How big a solar battery do I need to store all my home's electricity?

Original Article ↗ Hacker News Discussion ↗

Seasonal Storage Thought Experiment

  • Many commenters note the author’s premise—storing all summer surplus for winter use—highlights how extreme and impractical true seasonal storage is for homes.
  • A 1 MWh–scale battery is technically possible in physical size but economically absurd for most households once cost, cycle life, and space are considered.
  • Several argue you’d instead overbuild generation and size batteries for days or weeks, not months, then accept grid or generator backup for rare worst cases.

Solar vs Battery Sizing and Cost

  • Panels are now often cheaper per added kWh than extra battery; for many, roof or yard area, not module price, is the limit.
  • Diminishing returns: small batteries (5–15 kWh) plus a sensible array already cover most daily shifting and peak-rate avoidance; additional storage quickly delivers less incremental benefit.
  • Some users share data: modest arrays plus 10–20 kWh storage can cover large fractions of annual use but still fall short in deep winter or long cloudy spells.

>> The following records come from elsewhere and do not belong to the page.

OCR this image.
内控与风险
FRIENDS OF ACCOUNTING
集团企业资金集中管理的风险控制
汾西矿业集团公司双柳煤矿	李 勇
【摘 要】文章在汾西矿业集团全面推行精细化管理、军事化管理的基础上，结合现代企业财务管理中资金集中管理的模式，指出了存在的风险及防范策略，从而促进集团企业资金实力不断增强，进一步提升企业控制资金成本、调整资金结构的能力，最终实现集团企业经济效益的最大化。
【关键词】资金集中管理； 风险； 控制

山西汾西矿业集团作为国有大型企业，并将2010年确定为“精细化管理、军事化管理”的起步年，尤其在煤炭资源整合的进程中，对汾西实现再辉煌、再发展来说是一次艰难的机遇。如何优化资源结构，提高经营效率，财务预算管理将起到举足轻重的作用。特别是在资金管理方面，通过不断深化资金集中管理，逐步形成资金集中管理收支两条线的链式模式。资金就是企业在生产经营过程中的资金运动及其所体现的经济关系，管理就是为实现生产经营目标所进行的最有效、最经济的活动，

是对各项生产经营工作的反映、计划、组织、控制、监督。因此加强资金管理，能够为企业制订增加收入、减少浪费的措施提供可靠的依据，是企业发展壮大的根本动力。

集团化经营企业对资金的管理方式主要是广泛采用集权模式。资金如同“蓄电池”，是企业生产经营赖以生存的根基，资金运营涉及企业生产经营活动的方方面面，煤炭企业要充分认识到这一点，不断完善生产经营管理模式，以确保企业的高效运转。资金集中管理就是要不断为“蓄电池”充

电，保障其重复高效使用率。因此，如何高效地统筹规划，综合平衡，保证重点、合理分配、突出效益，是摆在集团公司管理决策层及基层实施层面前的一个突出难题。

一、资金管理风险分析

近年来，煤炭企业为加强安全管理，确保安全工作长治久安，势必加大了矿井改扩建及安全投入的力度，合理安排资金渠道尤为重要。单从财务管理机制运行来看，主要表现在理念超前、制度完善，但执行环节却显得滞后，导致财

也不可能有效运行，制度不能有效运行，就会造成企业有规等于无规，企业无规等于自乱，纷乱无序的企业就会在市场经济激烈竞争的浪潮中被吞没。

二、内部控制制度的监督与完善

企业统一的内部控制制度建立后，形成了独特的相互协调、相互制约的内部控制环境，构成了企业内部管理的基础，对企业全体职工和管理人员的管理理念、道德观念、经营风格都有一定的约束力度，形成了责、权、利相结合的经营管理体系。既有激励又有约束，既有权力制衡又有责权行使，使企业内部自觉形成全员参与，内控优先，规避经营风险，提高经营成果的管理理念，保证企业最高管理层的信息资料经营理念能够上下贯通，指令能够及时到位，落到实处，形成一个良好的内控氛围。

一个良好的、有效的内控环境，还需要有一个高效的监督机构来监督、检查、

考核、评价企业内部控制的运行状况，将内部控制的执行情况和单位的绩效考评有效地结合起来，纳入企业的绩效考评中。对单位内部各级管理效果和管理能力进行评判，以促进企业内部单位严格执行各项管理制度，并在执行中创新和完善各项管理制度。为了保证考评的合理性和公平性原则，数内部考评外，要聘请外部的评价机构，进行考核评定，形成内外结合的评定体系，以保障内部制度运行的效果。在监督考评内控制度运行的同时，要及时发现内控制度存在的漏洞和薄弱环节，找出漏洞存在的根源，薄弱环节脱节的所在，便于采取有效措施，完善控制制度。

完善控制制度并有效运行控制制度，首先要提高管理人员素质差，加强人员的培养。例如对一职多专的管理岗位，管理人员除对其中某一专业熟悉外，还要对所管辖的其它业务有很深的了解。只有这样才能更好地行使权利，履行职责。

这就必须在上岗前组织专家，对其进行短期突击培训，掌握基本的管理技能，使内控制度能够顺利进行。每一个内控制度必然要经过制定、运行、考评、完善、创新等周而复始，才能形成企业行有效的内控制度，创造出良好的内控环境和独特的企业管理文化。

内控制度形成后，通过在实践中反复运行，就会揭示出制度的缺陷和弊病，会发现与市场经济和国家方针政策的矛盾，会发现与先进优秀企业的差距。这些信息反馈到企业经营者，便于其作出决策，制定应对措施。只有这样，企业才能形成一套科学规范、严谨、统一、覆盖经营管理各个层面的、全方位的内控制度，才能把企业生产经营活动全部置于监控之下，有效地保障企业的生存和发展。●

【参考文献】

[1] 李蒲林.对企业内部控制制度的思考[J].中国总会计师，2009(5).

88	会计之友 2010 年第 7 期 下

EVs, V2G, and Mobile Storage

  • Several foresee EVs (≈60–100 kWh packs) as key household storage, via vehicle‑to‑load/grid.
  • Others worry about added cycle wear and premature degradation; economics depend on battery lifespan and tariff spreads.

Fire, Safety, and Chemistries

  • Concerns about large lithium packs as fire/explosion hazards; comparisons to stored propane, heating oil, diesel.
  • Distinction made between volatile Li‑ion/po chemistries and more stable LFP, sodium‑ion, saltwater or sand‑based systems; placement in sheds or separate structures is common advice.
  • Some note that fossil fuels carry their own risks (explosions, spills) but are socially normalized.

Grid, Community Storage, and Equity

  • Strong disagreement on off‑grid futures: some are fully off‑grid and happy; others say most people prefer reliable grids and economies of scale.
  • Worries that affluent households exiting or minimizing grid use push rising infrastructure costs onto poorer non‑solar users; countered by claims that tariffs and fixed fees can adapt.
  • Community‑scale or substation‑scale storage is argued to be more efficient than every house owning huge batteries; the “grid as virtual seasonal storage” via net metering is emphasized where policies allow.

Alternatives and Design Tricks

  • Alternatives discussed: generators (diesel, propane, gas), hydropower on streams, thermal/seasonal heat storage (sand, basalt, big hot‑water “thermoses”), hydrogen or synthetic fuels, gravity storage, but most are seen as niche or less economical than batteries today.
  • Multiple anecdotes show that careful load reduction, passive house design, smart orientation (east/west panels), and modest batteries can achieve high (70–90%) self‑sufficiency without chasing full seasonal storage.